I am interested in the criteria for the genesis block, because I have run several alternative blockchains for months using a ridiculously simple hack of the part of the code that creates the genesis block.
I think all I did was change the newspaper headline.
Either it seemed to me that all the math to make things add up right or hash right or whatever was in the code, or just possibly I might have moved something just a little bit to make sure the calculation did happen.
All the hints I have seen in various places about what one does to make a genesis block have caused me to be amazed that my simple hack seems to have actually worked.
A cost though is the fact that I left Satoshi his 50 coins - his ownership of the genesis block. I figured what the heck, so he gets 50 coins out of each batch of 21,000,000 that I make, am I going to begrudge him that?
Gosh I could have made an extra 50 coins by usurping Satoshi's 50 coins per blockchain. Was I a fool not to do so?
As to approved miners, since pools seem to be the wave of the future anyway why bother retrofitting approval into the daemon?
You could simply make it part of the protocol that only one or more specific hard-coded addresses can be given the generated coins, and have one pool per each such approved address. The daemons and clients need not care who the pools pay to mine, so long as the mined coins go to the designated addresses that could be all the daemons and clients need to know?
To unapprove a miner simply delete their login at the pools. They are still free to mine, they just won't be paid to.

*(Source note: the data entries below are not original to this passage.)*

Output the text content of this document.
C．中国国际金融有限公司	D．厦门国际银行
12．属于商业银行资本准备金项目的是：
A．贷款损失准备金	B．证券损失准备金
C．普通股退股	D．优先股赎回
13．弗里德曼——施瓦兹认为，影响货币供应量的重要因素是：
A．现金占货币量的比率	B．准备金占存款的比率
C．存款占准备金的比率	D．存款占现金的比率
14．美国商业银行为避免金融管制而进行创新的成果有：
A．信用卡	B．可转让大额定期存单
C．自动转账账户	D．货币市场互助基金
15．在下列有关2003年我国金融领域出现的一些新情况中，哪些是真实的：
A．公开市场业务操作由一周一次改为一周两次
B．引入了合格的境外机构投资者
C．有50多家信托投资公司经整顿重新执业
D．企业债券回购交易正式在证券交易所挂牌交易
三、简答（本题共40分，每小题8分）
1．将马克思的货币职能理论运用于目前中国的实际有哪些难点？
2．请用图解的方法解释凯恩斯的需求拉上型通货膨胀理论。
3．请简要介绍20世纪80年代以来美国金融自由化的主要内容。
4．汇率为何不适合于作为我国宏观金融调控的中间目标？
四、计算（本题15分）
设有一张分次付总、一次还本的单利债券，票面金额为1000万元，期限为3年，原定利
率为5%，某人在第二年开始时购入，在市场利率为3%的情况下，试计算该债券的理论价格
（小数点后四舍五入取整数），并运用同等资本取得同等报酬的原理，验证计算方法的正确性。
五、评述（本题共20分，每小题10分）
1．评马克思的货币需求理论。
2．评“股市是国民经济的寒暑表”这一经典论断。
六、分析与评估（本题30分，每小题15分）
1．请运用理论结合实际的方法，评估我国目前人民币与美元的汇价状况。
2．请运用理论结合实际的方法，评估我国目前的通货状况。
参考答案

Now about git... Sourceforge back in the day showed me exactly what command to use to suck back an svn snapshot and svn up was easy to remember ever since to stay up to date.
Can someone translate "svn co" and "svn up" into gittish, that gitorious place doesn't seem to be getting that info through to me somehow.
Sourceforge makes it clear to me how to grab a tarball made right then and there for me of the latest/current state. Sometimes the downloads button at gitorious offers more than just do you want tgz or zip but today that was all the choice I saw so I picked tgz.
Standard three-hack new currency...
1) You already changed the ports.
2) You didn't change the IRC channel so I have. (s/bit/group/).
3) A glance at freecoin (now known as multicoin) seemed to hint one need not preserve the string length of the headline, but what the heck I always have so might as well do so again:
const char* pszTimestamp = "For Satoshi.
http://forum.bitcoin.org/index.php?topic=24813.msg312224"
That would be it, except for this new feature about restricting where minted coins go, lets grep -i validate, aha looks like actually we want CheckBlock:
main.cpp line 1699/4062
// First transaction must be coinbase, the rest must not be
if (vtx.empty() || !vtx[0].IsCoinBase())
return error("CheckBlock() : first tx is not coinbase");
for (int i = 1; i < vtx.size(); i++)
if (vtx[i].IsCoinBase())
return error("CheckBlock() : more than one coinbase");
I am guessing there will turn out to be a vtc[0].something which is the address the minted coins went to. That would be what we'd want to check. Once we figure out where it gets set of course so we can set it to what our check is going to check for.
If we really wanted to deny unapproved miners every crumb of solace we could worry about the checking of the rest of the transactions if possibly transaction fees might not be bundled into the coinbase transaction but hey, you want minting forever anyway so how vindictive need we be toward people who choose to mine "for free"? (As in do you want to worry about them maybe getting a transaction fee now and then?)